トーマスは5年連続右肩上がりのマスターズでいよいよ初優勝に照準 「今年は何かいいことが起きる」


 2017年全米プロ選手権王者のジャスティン・トーマス(27)=米国=が4月8日開幕の男子プロゴルフのメジャー、マスターズ(米ジョージア州オーガスタナショナルGC)で、自身2つ目のメジャータイトル獲得に照準を絞っている。

 元世界ランク1位のゴルフエリートも、今年は苦難の連続だった。1月の大会では、プレー中に同性愛蔑視の不適切な発言をし、ウェア契約を解除された。2月には元プロゴルファーの祖父・ポールさんが他界。さらに、親友のタイガー・ウッズ(45)=米国=が交通事故で重傷を負った。

 それでも3月の“第5のメジャー”と呼ばれる、プレーヤーズ選手権の最終日に3打差3位から出て68で回って逆転優勝。優勝賞金270万ドル(約2億9160万円)のビッグタイトルをつかんだ。4大メジャー、世界選手権シリーズ、米ツアーの年間王者、プレーヤーズ選手権を制したのはウッズ、ロリー・マキロイ(英国)、ヘンリック・ステンソン(スウェーデン)に続く史上4人目の快挙だった。

 「今年は僕にとってかなり悪い年であり、多くの悪いことが起きたが、それは人生であり、その一部のこと。僕はチームや家族の皆に、今年は何か良いことが起きる準備もできている、と言い続けてきた。この優勝も、良いことの1つと言えるでしょう」と優勝後、声を詰まらせた。

 名前のイニシャルから「JT」の愛称を持つ。身長178センチと小柄ながら、プロゴルファーの祖父と父の英才教育を受け、平均300ヤード越えの飛距離を誇る。

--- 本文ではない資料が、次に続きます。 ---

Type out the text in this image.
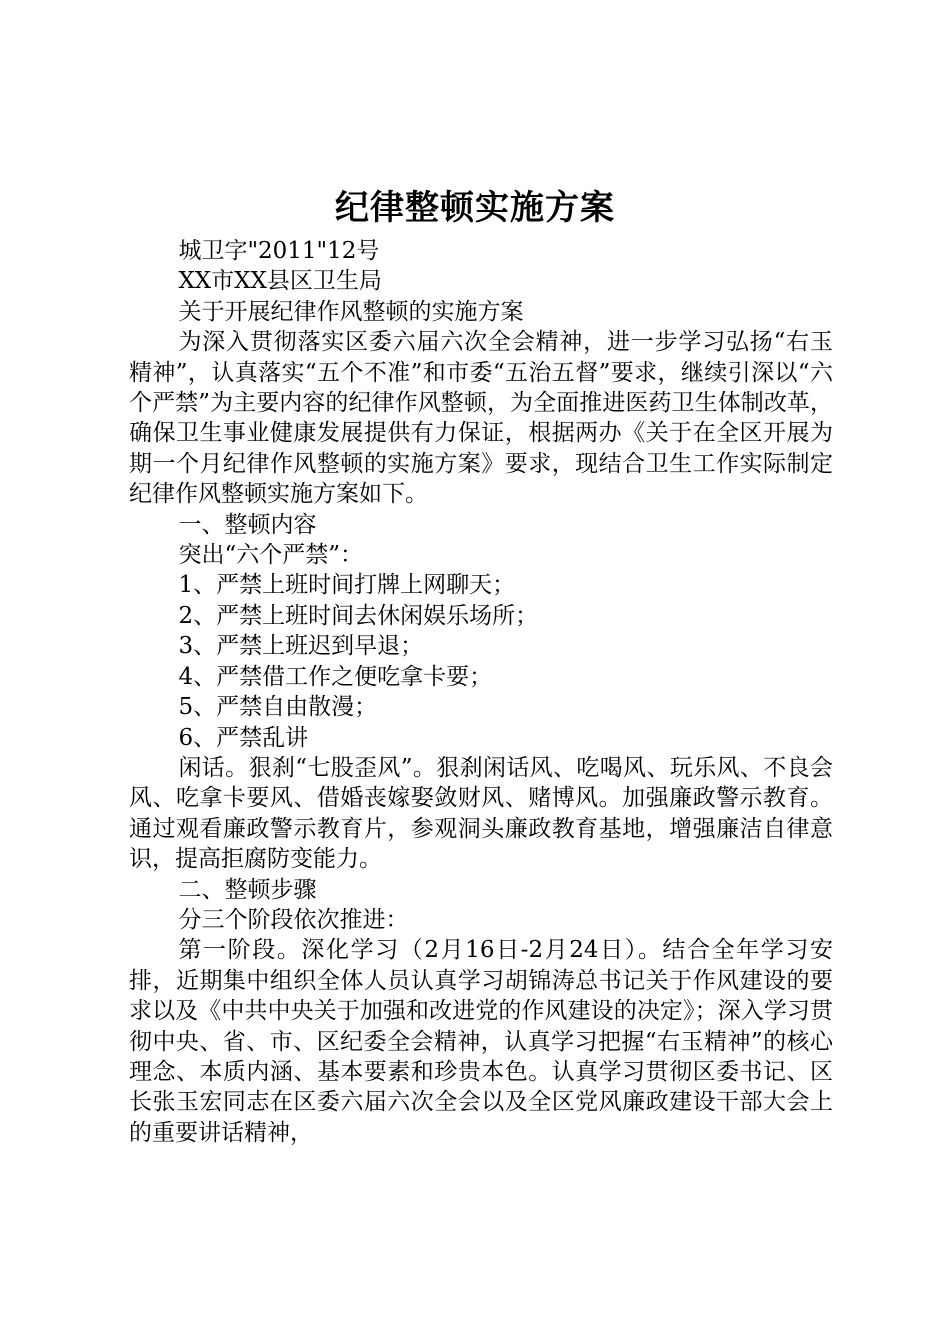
纪律整顿实施方案

城卫字"2011"12号

XX市XX县区卫生局

关于开展纪律作风整顿的实施方案

为深入贯彻落实区委六届六次全会精神，进一步学习弘扬“右玉精神”，认真落实“五个不准”和市委“五治五督”要求，继续引深以“六个严禁”为主要内容的纪律作风整顿，为全面推进医药卫生体制改革，确保卫生事业健康发展提供有力保证，根据两办《关于在全区开展为期一个月纪律作风整顿的实施方案》要求，现结合卫生工作实际制定纪律作风整顿实施方案如下。

一、整顿内容

突出“六个严禁”：

1、严禁上班时间打牌上网聊天；

2、严禁上班时间去休闲娱乐场所；

3、严禁上班迟到早退；

4、严禁借工作之便吃拿卡要；

5、严禁自由散漫；

6、严禁乱讲

闲话。狠刹“七股歪风”。狠刹闲话风、吃喝风、玩乐风、不良会风、吃拿卡要风、借婚丧嫁娶敛财风、赌博风。加强廉政警示教育。通过观看廉政警示教育片，参观洞头廉政教育基地，增强廉洁自律意识，提高拒腐防变能力。

二、整顿步骤

分三个阶段依次推进：

第一阶段。深化学习（2月16日-2月24日）。结合全年学习安排，近期集中组织全体人员认真学习胡锦涛总书记关于作风建设的要求以及《中共中央关于加强和改进党的作风建设的决定》；深入学习贯彻中央、省、市、区纪委全会精神，认真学习把握“右玉精神”的核心理念、本质内涵、基本要素和珍贵本色。认真学习贯彻区委书记、区长张玉宏同志在区委六届六次全会以及全区党风廉政建设干部大会上的重要讲话精神，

鋭いショットで強気にピンを攻め、正確なパットでバーディーを量産するプレースタイルだ。2014年から世界最高峰の米ツアーで8年連続優勝中で、世界ランク2位で東京五輪米国代表の圏内にもいる。「もし出場権を獲得できれば人生最高の栄誉」と出場に前向きな姿勢も示している。

 マスターズでは着実にオーガスタでの経験を積み重ねて毎年、右肩上がりで成績も上げてきた。初出場だった16年大会は39位、17年は22位。18年大会直前には、ジュニア時代から憧れるウッズとオーガスタで9ホールの練習ラウンドを回った。マスターズ4勝(当時)のウッズに積極的に質問をし「多くの経験を学んだ」という。そこから18年17位、19年12位。昨年11月のマスターズでは、第2ラウンドで首位に立つなど、通算12アンダーで大会自己最高の4位に入った。6年連続6度目の出場となる今大会。その目は、優勝者に与えられるグリーンジャケットだけを見据えている。

 ◆ジャスティン・トーマス 1993年4月29日、米ケンタッキー州生まれ。27歳。プロゴルファーの祖父、父の影響でゴルフを始める。アマチュアで活躍後、アラバマ大を経て2013年プロ転向。米ツアーでは16年10月のCIMBクラシックで松山を抑えて優勝、全米プロでメジャー初Vなど17年は5勝。年間総合王者にも輝き、1000万ドルのボーナスも手にした。米ツアー通算14勝。178センチ、73キロ。